# 27: Remy's b:log
Happy last Friday of August.
August, for me, as it will always be, is a hard month. I wrote about how our first born daughter would have had her ninth birthday, but doesn't and never will (cw: stillbirth). To top off the emotional lows, one of our cats died at the end of July, we found him in in the garden, he was 14.
My partner and I have taken this week off work and I've tried mostly to keep offline just to give ourselves a little head space. It's good. It's lonely. But for me, it reminds me that it's the people around us that make life real.
On the blog
Aside from my two personal posts on Tia's not-ninth and Ninja passing away I had a bit of (another) spurt of technical posts.
- Predictably Random - wherein I talk about seeding random numbers, and reddit commenter's decide to call me amateurish (I liked the ish bit 😁)
- An fd trick -
fd
is a really useful command line tool (an alternative tofind
) and in this post I use it to do a mass git rename process. - Build free code & testing ES module imports - I talk about how I'm (finally) able to use ES module import statements without any build tools in my node based projects both in my code and in my tests.
I also released an update to my blog so that it now works offline, and I'll be writing up a few tricks I'm using, my favourite of which is the offline-recently-visited page:
Monthly recommend
Another book.
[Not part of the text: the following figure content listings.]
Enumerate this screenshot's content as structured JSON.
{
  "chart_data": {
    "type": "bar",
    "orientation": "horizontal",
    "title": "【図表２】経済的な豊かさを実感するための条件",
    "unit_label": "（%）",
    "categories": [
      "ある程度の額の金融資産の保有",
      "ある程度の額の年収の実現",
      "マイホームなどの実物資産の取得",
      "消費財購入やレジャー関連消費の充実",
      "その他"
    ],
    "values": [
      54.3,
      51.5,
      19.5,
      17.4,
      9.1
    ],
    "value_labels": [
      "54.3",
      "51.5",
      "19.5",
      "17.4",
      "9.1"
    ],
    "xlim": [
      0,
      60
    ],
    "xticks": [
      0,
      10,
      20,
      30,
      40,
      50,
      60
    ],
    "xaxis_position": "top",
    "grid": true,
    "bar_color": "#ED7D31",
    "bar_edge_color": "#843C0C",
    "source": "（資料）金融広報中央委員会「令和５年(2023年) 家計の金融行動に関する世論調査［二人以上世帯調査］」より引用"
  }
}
In the last few months I've been reading the news 😭 plus my own sad news, and then reading The Three-Bodied Problem (and it's sequel) and then watching Years and Years (excellent, on BBC iPlayer) so my current view on everything was super super bleak.
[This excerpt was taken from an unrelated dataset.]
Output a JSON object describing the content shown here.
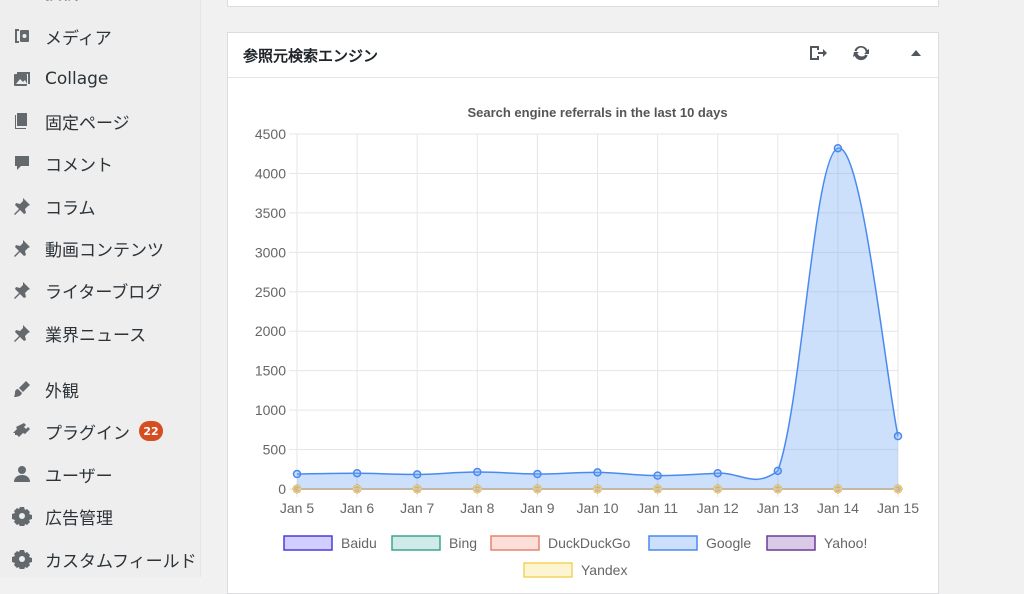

I asked for a recommendation that was: "Fiction, light hearted, fun, lovely. i.e. Antithesis of brexit/current twitter/years & years"
One such recommendation was Miss Pettigrew Lives for a Day. Oh, my, gosh: it was perfect. It's absolutely 100% happy. I literally smiled all throughout reading this book.
So if you want a book that's happy and a total break to the bleak outlook of the current social and political climate then I highly recommend this book.
Thanks for reading and I shall return in September.